The difference between anyone and a serious writer is re-writing, re-writing and more re-writing, some times over a period of years. I can't emphasise strongly enough how important this is, that writing leads to writing, that failed attempts lead to eventual success, that the solution of writing problems is made up of all the attempts that lead nowhere.

The trouble is that when you're just beginning to write, you may believe that words committed to paper are sacred, fixed immutable. But you're not dealing with a finished, printed, copyrighted book, only with an idea, a pile of words that change shape many times before they take shape as a book."
Dorothy Bryant


WRITING IS A PROCESS

Lesson From Good Will Hunting by Matt Damon and Ben Affleck

The first draft was a 1500 page thrill a minute save the world movie. They cut this into a workable script (120 pages) and took it to a studio.
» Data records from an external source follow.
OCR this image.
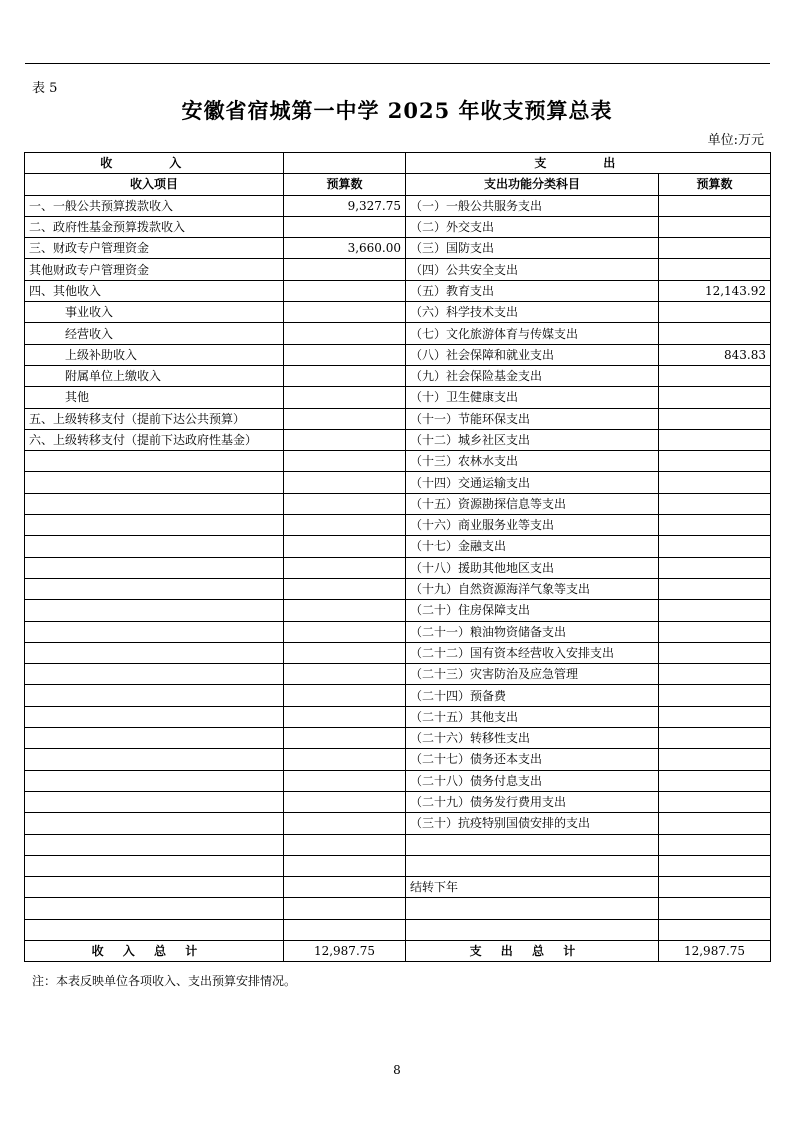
表 5
安徽省宿城第一中学 2025 年收支预算总表
单位:万元
收 入		支 出	
收入项目	预算数	支出功能分类科目	预算数
一、一般公共预算拨款收入	9,327.75	（一）一般公共服务支出	
二、政府性基金预算拨款收入		（二）外交支出	
三、财政专户管理资金	3,660.00	（三）国防支出	
其他财政专户管理资金		（四）公共安全支出	
四、其他收入		（五）教育支出	12,143.92
事业收入		（六）科学技术支出	
经营收入		（七）文化旅游体育与传媒支出	
上级补助收入		（八）社会保障和就业支出	843.83
附属单位上缴收入		（九）社会保险基金支出	
其他		（十）卫生健康支出	
五、上级转移支付（提前下达公共预算）		（十一）节能环保支出	
六、上级转移支付（提前下达政府性基金）		（十二）城乡社区支出	
		（十三）农林水支出	
		（十四）交通运输支出	
		（十五）资源勘探信息等支出	
		（十六）商业服务业等支出	
		（十七）金融支出	
		（十八）援助其他地区支出	
		（十九）自然资源海洋气象等支出	
		（二十）住房保障支出	
		（二十一）粮油物资储备支出	
		（二十二）国有资本经营收入安排支出	
		（二十三）灾害防治及应急管理	
		（二十四）预备费	
		（二十五）其他支出	
		（二十六）转移性支出	
		（二十七）债务还本支出	
		（二十八）债务付息支出	
		（二十九）债务发行费用支出	
		（三十）抗疫特别国债安排的支出	

		结转下年	

收入总计	12,987.75	支出总计	12,987.75
注：本表反映单位各项收入、支出预算安排情况。
8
Rob Reiner, who directed When Harry Met Sally, suggested they change the script and focus on the relationships.

They spent a year doing re-writes, including a number of off the wall versions. "We would have done Boogie Nights if we'd thought of it," said co-writer Ben Affleck.The film was made and won the Oscar for Best Original Screenplay.
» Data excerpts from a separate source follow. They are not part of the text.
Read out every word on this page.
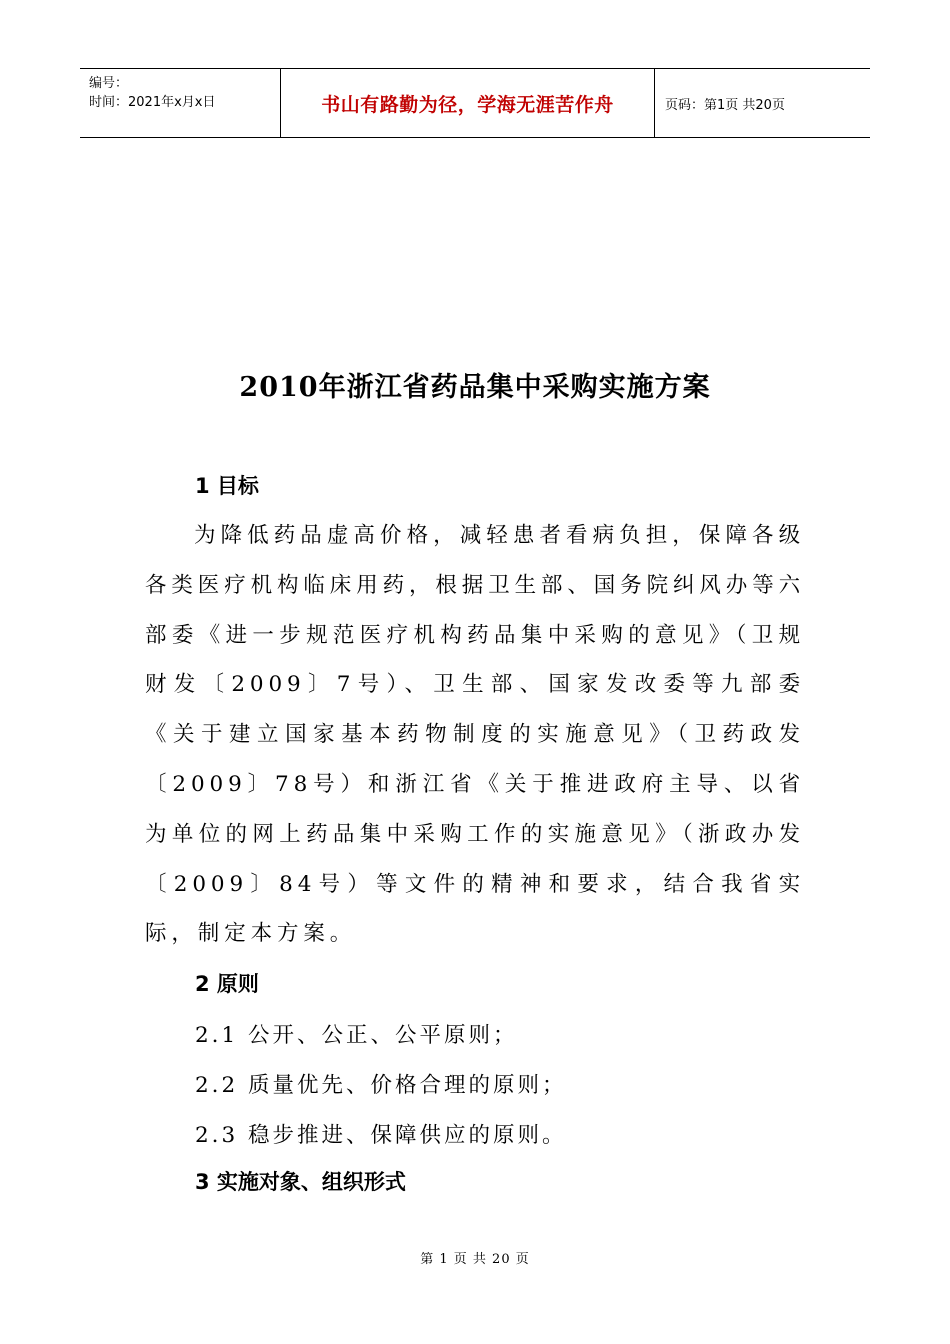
编号：
时间：2021年x月x日	书山有路勤为径，学海无涯苦作舟	页码：第1页 共20页
2010年浙江省药品集中采购实施方案
1 目标
为降低药品虚高价格，减轻患者看病负担，保障各级各类医疗机构临床用药，根据卫生部、国务院纠风办等六部委《进一步规范医疗机构药品集中采购的意见》（卫规财发〔2009〕7号）、卫生部、国家发改委等九部委《关于建立国家基本药物制度的实施意见》（卫药政发〔2009〕78号）和浙江省《关于推进政府主导、以省为单位的网上药品集中采购工作的实施意见》（浙政办发〔2009〕84号）等文件的精神和要求，结合我省实际，制定本方案。
2 原则
2.1 公开、公正、公平原则；
2.2 质量优先、价格合理的原则；
2.3 稳步推进、保障供应的原则。
3 实施对象、组织形式
第 1 页 共 20 页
OTHER THOUGHTS ON THE PROCESS

"Here's how you write a play. You do a lot of writing to figure out what the hell the play's about and throw away three quarters of that and write it again and find out what that play's about and throw out three-quarters of it and write it again."
David Mamet

"Write several openings to the same story. Don't consciously judge these openings. Instead keep producing variations. Once you've done this a few times you'll become quite adept at producing these by merely methodically moving through the possibilities. And inevitably one of the variations will click, and you'll feel a sense of rightness and eagerness - yes this is it. That is one of the major pleasures in writing fiction."
Nancy Kress

"There's not much that I like better than to take a story that I've had around the house for a while and work it over again...It doesn't take long to do the first draft of the story, that usually happens in one sitting, but it does take a while to do the various versions of a story. I've done as many as 20 or 30 drafts of a story. Never less than 10 or 12. It's instructive and heartening both, to look at the early drafts of great writers... Tolstoy went through and re-wrote War and Peace eight times and was still making corrections in the galley. Things like this should hearten every writer whose first drafts are dreadful, like mine are."
Raymond Carver


FOUR IMPORTANT POINTS TO REMEMBER

Excellence is a commitment to completion. If you want to write, the only failure is stopping.

Persistence outstrips all other virtues.

Writing is a process. Enjoy the process.

Your story will evolve over the course of the process. You will not know whether it is any good until you have completed the process. Don't judge yourself or your work until you have finished the process.


"Very few writers really know what they're doing until they've done it."